I plodded my way through this one - I enjoyed the writing style, but the content was fairly mundane. mainly I felt as though I was reading Rabbit Redux Redux, meaning that this book reeked of Updike rewritten with a more educated narrator (it even shared the present tense writing). I thought that while the observations made by the narrator in his running commentary of the countryside were great, the dialogue was terrible: it was the same "diagonal stance" speech of DeLillo's characters' only without sharp wit. I found Vickie, in particular, a joke of a character and an annoyance to read; the main character's wife, X, was not much better.
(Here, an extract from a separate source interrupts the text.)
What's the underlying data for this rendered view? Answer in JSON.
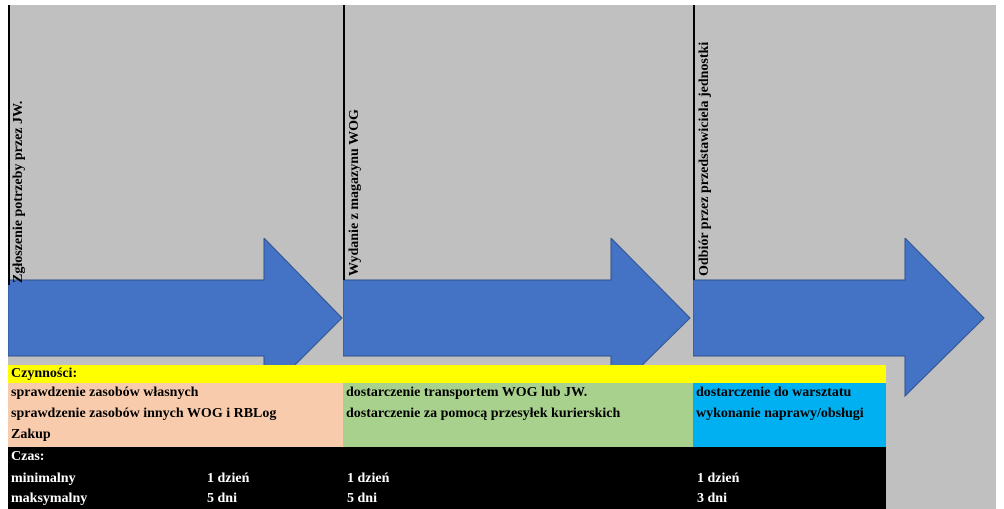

Clearly the characters took precedent over the plot here, but I found the characters pretty drab.

The narrator is alternatingly praised and condemned by critics for his dreamy, "Everything's okay" approach. The running commentary he provides, and his constant "I'm a sportswriter" banter, wore thin for me. He does little to nothing to redeem much of anything through the novel, and in the end seems to more or less run away - Frank Run - taking a dream outside of a dream. More annoying than anything - Frank is a pretty ho-hum character, an older divorcee who is slumbering through life, and yet he is having sex with everything that moves in this book, picking up ladies left and right like nothing. Eh? The effortlessness with which he pulled this off just struck me as dumb. I recognize the "good writing" here, but as I said, the content was a gigantic waste for me. And i like lumbering slow novels!

Movies

Word Play (2006): 75

Very entertaining portrait of supreme nerddom. Beck and I now do the crossword every day, so you know it was pretty good.

The Bank Job (2008): 70

Better than you thought - classic heist movie with a great historical back story from 1970s Britain. Recommend it thoroughly!

The Flying Scotsman (2006): 60

Beck checked this out as a plane movie and I ended up watching it at home, mainly because Eli Stone played the bike rider. Cool story; not really the Rocky of cycling, but good enough. I liked their wrenching treatment of the main character's depression.

Baby Momma (2008): 60

Precisely as stupid as you would expect, but still funny. Tina Fey is a goddess, but you already knew that.

Indiana Jones I - IV: 85, 60, 85, 50

Aliens? Seriously? beck and I watched the original trilogy in NC to remind us of why we adore that Indy character. The second movie is better than you remember.

1408 (2007): 25

Seriously stupid Stephen King movie. I enjoyed the set-up, the ridiculous Samuel L. Jackson scene, and I'm a depressed / cynical John Cusack sucker. But wow - drags on forever and just gets stupider as things wind on. And the ending "shocker" is top 10 stupid movie scene material.

Get Smart (2008): 60

I already reviewed this: Hollywood dumb, but Steve Carrell charming. And it included a real life, Calvin-esque plane and truck and train collision. So props for that. I dug it.

The Number 23 (2007): 10

Wait, I though 1408 was bad? After a mildly interesting opening, this thing collapsed under its own inanity. Hmmmm, how about you just sit down and READ THE BOOK in two hours instead of 8 days??!!?! Or note that you DON'T REMEMBER YOUR LIFE before 13 years ago? Just painfully dumb, and I yawned for the last hour-plus. Don't do this.